もしかしたらウチの人生は、こんな風にして、ただ勇作の背中を、
見送るだけで終わるかもしれません・・・)
すずの予感が、的中をする。
その後も2人の関係は進展をしない。
着かず離れずの膠着状態が、その後、なん年も続いていく。
和裁塾の5年間を終えたすずは、アパートを借り、そのまま京都に住み着く。
福井へ帰っても、和裁の仕事が少ないためだ。
そのことを知ったすずが、福井へ帰る気力を失う。
勇作も東京の羽村工場から、新しく完成した群馬工場へ移動を命じられる。
2人の仲が、自然消滅の気配を見せてきたころ。
25歳になったすずが、はじめて別の男性に心を惹かれる。
(勇作に申し訳ないけど・・・)と思いつつ、あたらしい交際が深みにはまっていく。
相手は、繊維業界を駆けまわる営業マンだ。
滑らかな口調とくったくのない笑顔に、いつの間にかすずが引き寄せられていく。
25歳の秋。
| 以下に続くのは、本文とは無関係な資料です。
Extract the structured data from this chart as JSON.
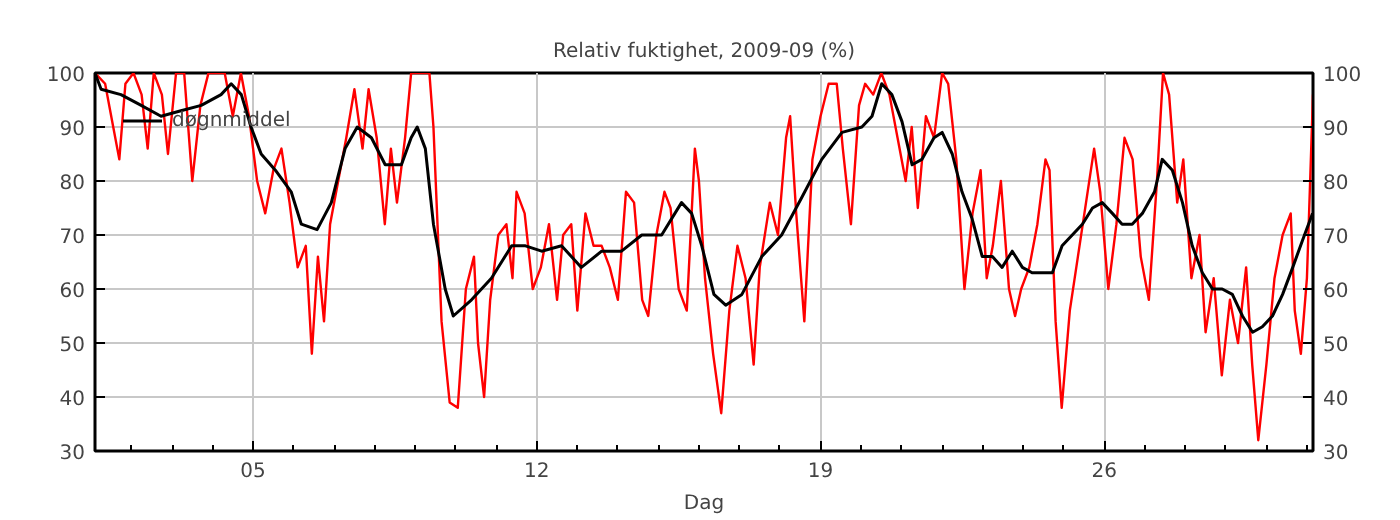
{
  "chart_data": {
    "type": "line",
    "title": "Relativ fuktighet, 2009-09 (%)",
    "xlabel": "Dag",
    "xlim": [
      1.1,
      31.15
    ],
    "ylim": [
      30,
      100
    ],
    "y2lim": [
      30,
      100
    ],
    "xticks": [
      {
        "value": 2,
        "label": null
      },
      {
        "value": 3,
        "label": null
      },
      {
        "value": 4,
        "label": null
      },
      {
        "value": 5,
        "label": "05"
      },
      {
        "value": 6,
        "label": null
      },
      {
        "value": 7,
        "label": null
      },
      {
        "value": 8,
        "label": null
      },
      {
        "value": 9,
        "label": null
      },
      {
        "value": 10,
        "label": null
      },
      {
        "value": 11,
        "label": null
      },
      {
        "value": 12,
        "label": "12"
      },
      {
        "value": 13,
        "label": null
      },
      {
        "value": 14,
        "label": null
      },
      {
        "value": 15,
        "label": null
      },
      {
        "value": 16,
        "label": null
      },
      {
        "value": 17,
        "label": null
      },
      {
        "value": 18,
        "label": null
      },
      {
        "value": 19,
        "label": "19"
      },
      {
        "value": 20,
        "label": null
      },
      {
        "value": 21,
        "label": null
      },
      {
        "value": 22,
        "label": null
      },
      {
        "value": 23,
        "label": null
      },
      {
        "value": 24,
        "label": null
      },
      {
        "value": 25,
        "label": null
      },
      {
        "value": 26,
        "label": "26"
      },
      {
        "value": 27,
        "label": null
      },
      {
        "value": 28,
        "label": null
      },
      {
        "value": 29,
        "label": null
      },
      {
        "value": 30,
        "label": null
      },
      {
        "value": 31,
        "label": null
      }
    ],
    "yticks": [
      30,
      40,
      50,
      60,
      70,
      80,
      90,
      100
    ],
    "y2ticks": [
      30,
      40,
      50,
      60,
      70,
      80,
      90,
      100
    ],
    "grid": true,
    "legend": "top left",
    "line_style": "solid",
    "marker": "none",
    "series": [
      {
        "color": "#ff0000",
        "x": [
          1.1,
          1.35,
          1.55,
          1.7,
          1.85,
          2.05,
          2.25,
          2.4,
          2.55,
          2.75,
          2.9,
          3.1,
          3.3,
          3.5,
          3.7,
          3.9,
          4.1,
          4.3,
          4.5,
          4.7,
          4.9,
          5.1,
          5.3,
          5.5,
          5.7,
          5.9,
          6.1,
          6.3,
          6.45,
          6.6,
          6.75,
          6.9,
          7.1,
          7.3,
          7.5,
          7.7,
          7.85,
          8.05,
          8.25,
          8.4,
          8.55,
          8.75,
          8.9,
          9.15,
          9.35,
          9.45,
          9.65,
          9.85,
          10.05,
          10.25,
          10.45,
          10.55,
          10.7,
          10.85,
          11.05,
          11.25,
          11.4,
          11.5,
          11.7,
          11.9,
          12.1,
          12.3,
          12.5,
          12.65,
          12.85,
          13.0,
          13.2,
          13.4,
          13.6,
          13.8,
          14.0,
          14.2,
          14.4,
          14.6,
          14.75,
          14.95,
          15.15,
          15.3,
          15.5,
          15.7,
          15.9,
          16.0,
          16.15,
          16.35,
          16.55,
          16.75,
          16.95,
          17.15,
          17.35,
          17.5,
          17.75,
          17.95,
          18.15,
          18.25,
          18.4,
          18.6,
          18.8,
          19.0,
          19.2,
          19.4,
          19.55,
          19.75,
          19.95,
          20.1,
          20.3,
          20.5,
          20.7,
          20.9,
          21.1,
          21.25,
          21.4,
          21.6,
          21.8,
          22.0,
          22.15,
          22.35,
          22.55,
          22.75,
          22.95,
          23.1,
          23.25,
          23.45,
          23.65,
          23.8,
          23.95,
          24.15,
          24.35,
          24.55,
          24.65,
          24.8,
          24.95,
          25.15,
          25.35,
          25.55,
          25.75,
          25.9,
          26.1,
          26.3,
          26.5,
          26.7,
          26.9,
          27.1,
          27.3,
          27.45,
          27.6,
          27.8,
          27.95,
          28.15,
          28.35,
          28.5,
          28.7,
          28.9,
          29.1,
          29.3,
          29.5,
          29.65,
          29.8,
          30.0,
          30.2,
          30.4,
          30.6,
          30.7,
          30.85,
          31.0,
          31.15
        ],
        "values": [
          100,
          98,
          90,
          84,
          98,
          100,
          96,
          86,
          100,
          96,
          85,
          100,
          100,
          80,
          94,
          100,
          100,
          100,
          92,
          100,
          92,
          80,
          74,
          82,
          86,
          76,
          64,
          68,
          48,
          66,
          54,
          72,
          80,
          88,
          97,
          86,
          97,
          88,
          72,
          86,
          76,
          88,
          100,
          100,
          100,
          90,
          54,
          39,
          38,
          60,
          66,
          50,
          40,
          58,
          70,
          72,
          62,
          78,
          74,
          60,
          64,
          72,
          58,
          70,
          72,
          56,
          74,
          68,
          68,
          64,
          58,
          78,
          76,
          58,
          55,
          70,
          78,
          75,
          60,
          56,
          86,
          80,
          62,
          48,
          37,
          56,
          68,
          62,
          46,
          64,
          76,
          70,
          88,
          92,
          74,
          54,
          84,
          92,
          98,
          98,
          86,
          72,
          94,
          98,
          96,
          100,
          96,
          88,
          80,
          90,
          75,
          92,
          88,
          100,
          98,
          84,
          60,
          74,
          82,
          62,
          68,
          80,
          60,
          55,
          60,
          64,
          72,
          84,
          82,
          54,
          38,
          56,
          66,
          76,
          86,
          78,
          60,
          72,
          88,
          84,
          66,
          58,
          80,
          100,
          96,
          76,
          84,
          62,
          70,
          52,
          62,
          44,
          58,
          50,
          64,
          46,
          32,
          46,
          62,
          70,
          74,
          56,
          48,
          62,
          96
        ]
      },
      {
        "name": "døgnmiddel",
        "color": "#000000",
        "x": [
          1.1,
          1.25,
          1.74,
          2.24,
          2.73,
          3.22,
          3.72,
          4.21,
          4.46,
          4.71,
          4.95,
          5.2,
          5.55,
          5.94,
          6.19,
          6.58,
          6.93,
          7.27,
          7.57,
          7.92,
          8.26,
          8.66,
          8.9,
          9.05,
          9.25,
          9.45,
          9.74,
          9.94,
          10.39,
          10.88,
          11.38,
          11.72,
          12.12,
          12.61,
          13.1,
          13.6,
          14.09,
          14.59,
          15.08,
          15.57,
          15.82,
          16.07,
          16.37,
          16.66,
          17.06,
          17.55,
          18.04,
          18.54,
          19.03,
          19.53,
          20.02,
          20.27,
          20.51,
          20.76,
          21.01,
          21.26,
          21.5,
          21.8,
          22.0,
          22.25,
          22.49,
          22.74,
          22.99,
          23.24,
          23.48,
          23.73,
          23.98,
          24.22,
          24.47,
          24.72,
          24.96,
          25.21,
          25.46,
          25.71,
          25.95,
          26.2,
          26.44,
          26.69,
          26.94,
          27.24,
          27.43,
          27.68,
          27.93,
          28.17,
          28.42,
          28.67,
          28.91,
          29.16,
          29.41,
          29.66,
          29.9,
          30.15,
          30.4,
          30.65,
          30.89,
          31.14
        ],
        "values": [
          100,
          97,
          96,
          94,
          92,
          93,
          94,
          96,
          98,
          96,
          90,
          85,
          82,
          78,
          72,
          71,
          76,
          86,
          90,
          88,
          83,
          83,
          88,
          90,
          86,
          72,
          60,
          55,
          58,
          62,
          68,
          68,
          67,
          68,
          64,
          67,
          67,
          70,
          70,
          76,
          74,
          68,
          59,
          57,
          59,
          66,
          70,
          77,
          84,
          89,
          90,
          92,
          98,
          96,
          91,
          83,
          84,
          88,
          89,
          85,
          78,
          73,
          66,
          66,
          64,
          67,
          64,
          63,
          63,
          63,
          68,
          70,
          72,
          75,
          76,
          74,
          72,
          72,
          74,
          78,
          84,
          82,
          76,
          68,
          63,
          60,
          60,
          59,
          55,
          52,
          53,
          55,
          59,
          64,
          69,
          74
        ]
      }
    ]
  }
}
押し切られた形で、すずが結婚に同意する。
だがあれほどまで優しかった男が、結婚を契機ににわかな豹変を見せる。
働きもせず、ギャンブルに溺れるための借金を繰り返す。
酔うと暴力をふるいはじめる。
最初からすずの高収入を当てにしていただけと判明するが、すでに遅かった。
すず腹の中には、すでに一人娘の美穂が宿っていた。